Learn to Turn Codes into Things
Just as communications and computation went from analog to digital, resulting in PCs and the Internet, the digitization of fabrication is leading to personal fabricators that will allow anyone to make almost anything, anywhere. The development of digital fabrication is based on creating codes that don’t just describe things, they are things, much as proteins are coded in molecular biology. This research roadmap is ultimately aiming at a Star Trek-style replicator, but prototype versions of these capabilities are already available in field fab labs.

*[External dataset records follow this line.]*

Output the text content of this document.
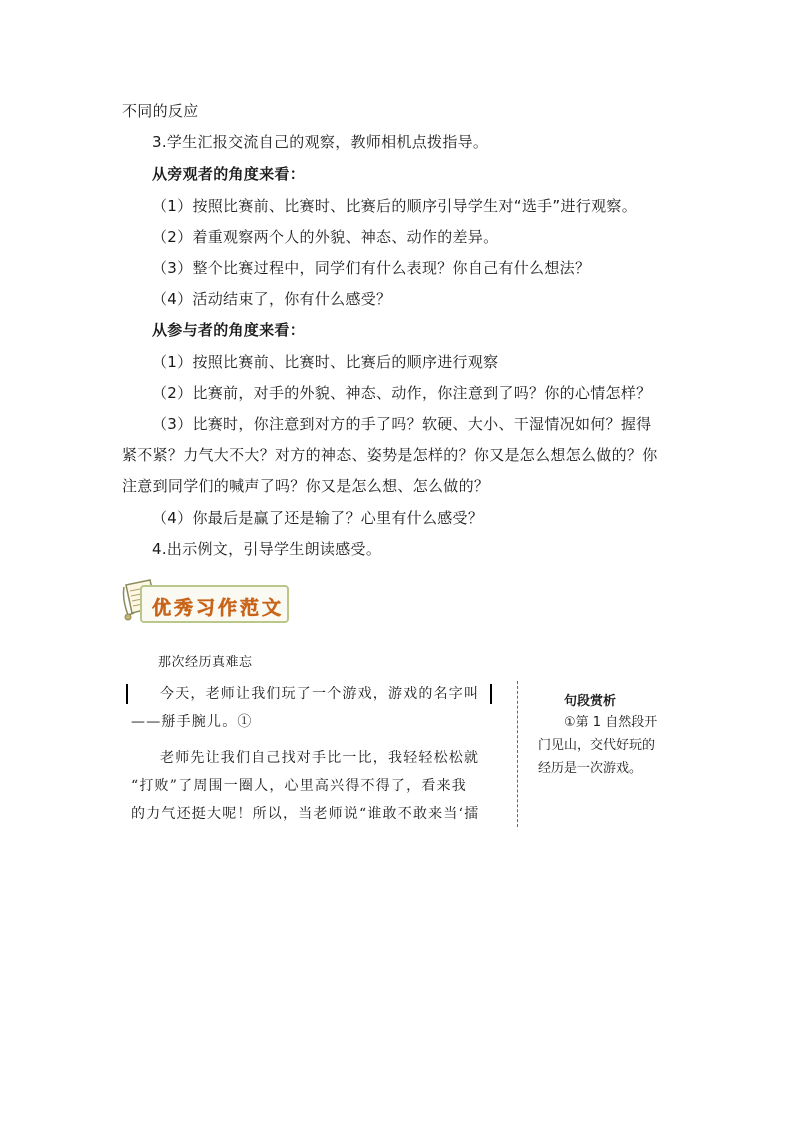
不同的反应
3.学生汇报交流自己的观察，教师相机点拨指导。
从旁观者的角度来看：
（1）按照比赛前、比赛时、比赛后的顺序引导学生对“选手”进行观察。
（2）着重观察两个人的外貌、神态、动作的差异。
（3）整个比赛过程中，同学们有什么表现？你自己有什么想法？
（4）活动结束了，你有什么感受？
从参与者的角度来看：
（1）按照比赛前、比赛时、比赛后的顺序进行观察
（2）比赛前，对手的外貌、神态、动作，你注意到了吗？你的心情怎样？
（3）比赛时，你注意到对方的手了吗？软硬、大小、干湿情况如何？握得
紧不紧？力气大不大？对方的神态、姿势是怎样的？你又是怎么想怎么做的？你
注意到同学们的喊声了吗？你又是怎么想、怎么做的？
（4）你最后是赢了还是输了？心里有什么感受？
4.出示例文，引导学生朗读感受。
优秀习作范文
那次经历真难忘
今天，老师让我们玩了一个游戏，游戏的名字叫
——掰手腕儿。①
老师先让我们自己找对手比一比，我轻轻松松就
“打败”了周围一圈人，心里高兴得不得了，看来我
的力气还挺大呢！所以，当老师说“谁敢不敢来当‘擂
句段赏析
①第 1 自然段开
门见山，交代好玩的
经历是一次游戏。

At the Fab Academy, you will learn how to envision, prototype and document your ideas through many hours of hands-on experience with digital fabrication tools. We take a variety of code formats and turn them into physical objects.
The Fab Academy Diploma consists of a 5 month part-time student commitment, from January to June. The Fab Diploma is the result of the sum of Fab Academy Certificates. Progress towards the diploma is evaluated by a student’s acquired skills rather than time or credits.

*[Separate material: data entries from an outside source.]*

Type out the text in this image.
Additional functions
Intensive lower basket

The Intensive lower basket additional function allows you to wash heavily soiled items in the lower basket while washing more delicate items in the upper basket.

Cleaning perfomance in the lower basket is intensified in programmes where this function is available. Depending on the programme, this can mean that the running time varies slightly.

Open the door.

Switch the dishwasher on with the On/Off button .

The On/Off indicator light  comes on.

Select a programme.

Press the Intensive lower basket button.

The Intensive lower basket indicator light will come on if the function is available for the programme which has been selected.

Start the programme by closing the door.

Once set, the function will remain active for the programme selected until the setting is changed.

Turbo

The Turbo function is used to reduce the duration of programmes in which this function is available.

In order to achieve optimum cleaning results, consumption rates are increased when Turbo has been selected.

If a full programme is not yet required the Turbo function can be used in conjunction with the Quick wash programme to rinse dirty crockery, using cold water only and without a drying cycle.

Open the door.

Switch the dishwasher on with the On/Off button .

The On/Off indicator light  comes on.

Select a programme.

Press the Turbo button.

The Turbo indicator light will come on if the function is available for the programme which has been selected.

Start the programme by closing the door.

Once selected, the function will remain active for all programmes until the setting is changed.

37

The Fab Academy is a fast paced, hands-on learning experience where students plan and execute a new project each week. Each individual documents their progress for each project, resulting in a personal portfolio of technical accomplishments.
Prof. Neil Gershenfeld is the Director of MIT’s Center for Bits and Atoms. His unique laboratory is breaking down boundaries between the digital and physical worlds, from creating molecular quantum computers to virtuosic musical instruments. Technology from his lab has been seen and used in settings including New York’s Museum of Modern Art and rural Indian villages, the White House and the World Economic Forum, inner-city community centers and automobile safety systems, Las Vegas shows and Sami herds. He is the author of numerous technical publications, patents, and books including Fab, When Things Start To Think, The Nature of Mathematical Modeling, and The Physics of Information Technology, and has been featured in media such as The New York Times, The Economist, NPR, CNN, and PBS. He is a Fellow of the American Physical Society, has been named one of Scientific American’s 50 leaders in science and technology, as one of 40 Modern-Day Leonardos by the Museum of Science and Industry, one of Popular Mechanic’s 25 Makers, has been selected as a CNN/Time/Fortune Principal Voice, and by Prospect/Foreign Policy as one of the top 100 public intellectuals. Dr. Gershenfeld has a BA in Physics with High Honors from Swarthmore College, a Ph.D. in Applied Physics from Cornell University, honorary doctorates from Swarthmore College, Strathclyde University and the University of Antwerp, was a Junior Fellow of the Harvard University Society of Fellows, and a member of the research staff at Bell Labs.